Early in my career I was associated with the Port Chaplain in Philadelphia. Father Tom came out of the coal regions of Pennsylvania and his first assignment as a curate was to an Italian parish in South Philadelphia. This culture was foreign to him at first. At funerals he would hasten to the funeral home to pray over the body and as the cortege proceeded several city blocks to the church it would be preceded by a pick up brass band - something right out of New Orleans - but certainly not out of the coal regions.
 He later was assigned to a waterfront parish but still in South Philly where he became "spiritual director" to a string band club on "two street" - they of the Mummers Association. Once a year he would also bless the family pets. He enjoyed a cigar and an occasional cool beverage and late in the evening, with his collar off, he would rise to sing in his mellow baritone something like the following:
-I'm all alone in the crowd, all by myself in the crowd -
I used to know - just where I stood - now they're wearing high hats in the old neighborhood.
Sweethearts go walking in pairs - you'd think that the sidewalks were theirs -
Old friends seem to be - total strangers to me - for I'm all alone in the crowd.

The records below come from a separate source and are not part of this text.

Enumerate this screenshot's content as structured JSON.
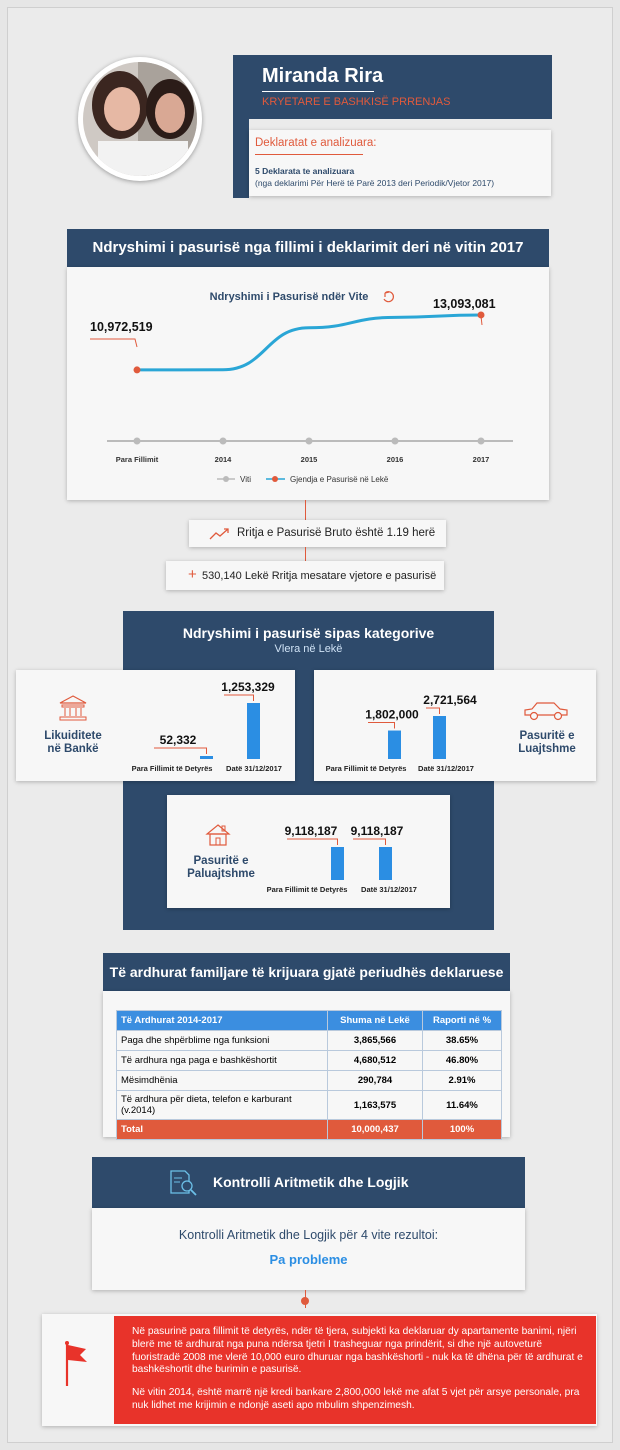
{
  "profile": {
    "name": "Miranda Rira",
    "role": "KRYETARE E BASHKISË PRRENJAS",
    "declarations_heading": "Deklaratat e analizuara:",
    "declarations_count": "5 Deklarata te analizuara",
    "declarations_range": "(nga deklarimi Për Herë të Parë 2013 deri  Periodik/Vjetor 2017)"
  },
  "wealth_change": {
    "title": "Ndryshimi i pasurisë nga fillimi i deklarimit deri në vitin 2017",
    "chart_title": "Ndryshimi i Pasurisë ndër Vite",
    "start_label": "10,972,519",
    "end_label": "13,093,081",
    "legend_year": "Viti",
    "legend_series": "Gjendja e Pasurisë në Lekë"
  },
  "chart_data": [
    {
      "type": "line",
      "title": "Ndryshimi i Pasurisë ndër Vite",
      "categories": [
        "Para Fillimit",
        "2014",
        "2015",
        "2016",
        "2017"
      ],
      "series": [
        {
          "name": "Gjendja e Pasurisë në Lekë",
          "values": [
            10972519,
            10980000,
            12600000,
            13000000,
            13093081
          ]
        }
      ]
    },
    {
      "type": "bar",
      "title": "Likuiditete në Bankë",
      "categories": [
        "Para Fillimit të Detyrës",
        "Datë 31/12/2017"
      ],
      "values": [
        52332,
        1253329
      ]
    },
    {
      "type": "bar",
      "title": "Pasuritë e Luajtshme",
      "categories": [
        "Para Fillimit të Detyrës",
        "Datë 31/12/2017"
      ],
      "values": [
        1802000,
        2721564
      ]
    },
    {
      "type": "bar",
      "title": "Pasuritë e Paluajtshme",
      "categories": [
        "Para Fillimit të Detyrës",
        "Datë 31/12/2017"
      ],
      "values": [
        9118187,
        9118187
      ]
    }
  ],
  "summary": {
    "growth": "Rritja e Pasurisë Bruto është 1.19 herë",
    "avg_value": "530,140",
    "avg_text": "Lekë Rritja mesatare vjetore e pasurisë"
  },
  "categories": {
    "title": "Ndryshimi i pasurisë sipas kategorive",
    "subtitle": "Vlera në Lekë",
    "bank": {
      "label1": "Likuiditete",
      "label2": "në Bankë",
      "v1": "52,332",
      "v2": "1,253,329"
    },
    "movable": {
      "label1": "Pasuritë e",
      "label2": "Luajtshme",
      "v1": "1,802,000",
      "v2": "2,721,564"
    },
    "immovable": {
      "label1": "Pasuritë e",
      "label2": "Paluajtshme",
      "v1": "9,118,187",
      "v2": "9,118,187"
    },
    "x1": "Para Fillimit të Detyrës",
    "x2": "Datë 31/12/2017"
  },
  "income": {
    "title": "Të ardhurat familjare të krijuara gjatë periudhës deklaruese",
    "headers": [
      "Të Ardhurat 2014-2017",
      "Shuma në Lekë",
      "Raporti në %"
    ],
    "rows": [
      [
        "Paga dhe shpërblime nga funksioni",
        "3,865,566",
        "38.65%"
      ],
      [
        "Të ardhura nga paga e bashkëshortit",
        "4,680,512",
        "46.80%"
      ],
      [
        "Mësimdhënia",
        "290,784",
        "2.91%"
      ],
      [
        "Të ardhura për dieta, telefon e karburant (v.2014)",
        "1,163,575",
        "11.64%"
      ]
    ],
    "total": [
      "Total",
      "10,000,437",
      "100%"
    ]
  },
  "control": {
    "title": "Kontrolli Aritmetik dhe Logjik",
    "text": "Kontrolli Aritmetik dhe Logjik për 4 vite rezultoi:",
    "result": "Pa probleme"
  },
  "note": {
    "p1": "Në pasurinë para fillimit të detyrës, ndër të tjera, subjekti ka deklaruar dy apartamente banimi, njëri blerë me të ardhurat nga puna ndërsa tjetri I trasheguar nga prindërit, si dhe  një autoveturë fuoristradë 2008 me vlerë 10,000 euro dhuruar nga bashkëshorti - nuk ka të dhëna për të ardhurat e bashkëshortit dhe burimin e pasurisë.",
    "p2": "Në vitin 2014, është marrë një kredi bankare 2,800,000 lekë me afat 5 vjet për arsye personale, pra nuk lidhet me krijimin e ndonjë aseti apo mbulim shpenzimesh."
  },
  "colors": {
    "navy": "#2e4a6b",
    "orange": "#e05a3c",
    "blue": "#2b8ee3",
    "red": "#e8332a"
  }
}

The irony was that this gregarious clergyman was never alone. And he left his mark on the waterfront.
tjs
Next - An Officer and a Gentleman

Tuesday, November 1, 2011

Halloweens Past

This year we only had four groups knocking on the door - all accompanied by parents. But when I was growing up  we were on our own. The night before Halloween was mischief night - some people soaped windows - the worst infraction I had was tossing hard corn at windows and then the next night asking the same neighbors for "treats". We always made a beeline for the Spreckley residence - the husband was sales manager for Wrigley Chewing Gum which because of WWII was unavailable over the counter.
 Except that Mrs.Spreckley would insist that we perform to receive treats. My mother had taught me the Lord's Prayer in Gaelic (phonetically) which I volunteered to applause and a pack of spearmint. My Gaelic was as bad as my Latin but who knew back then. It was a Hallowed Evening.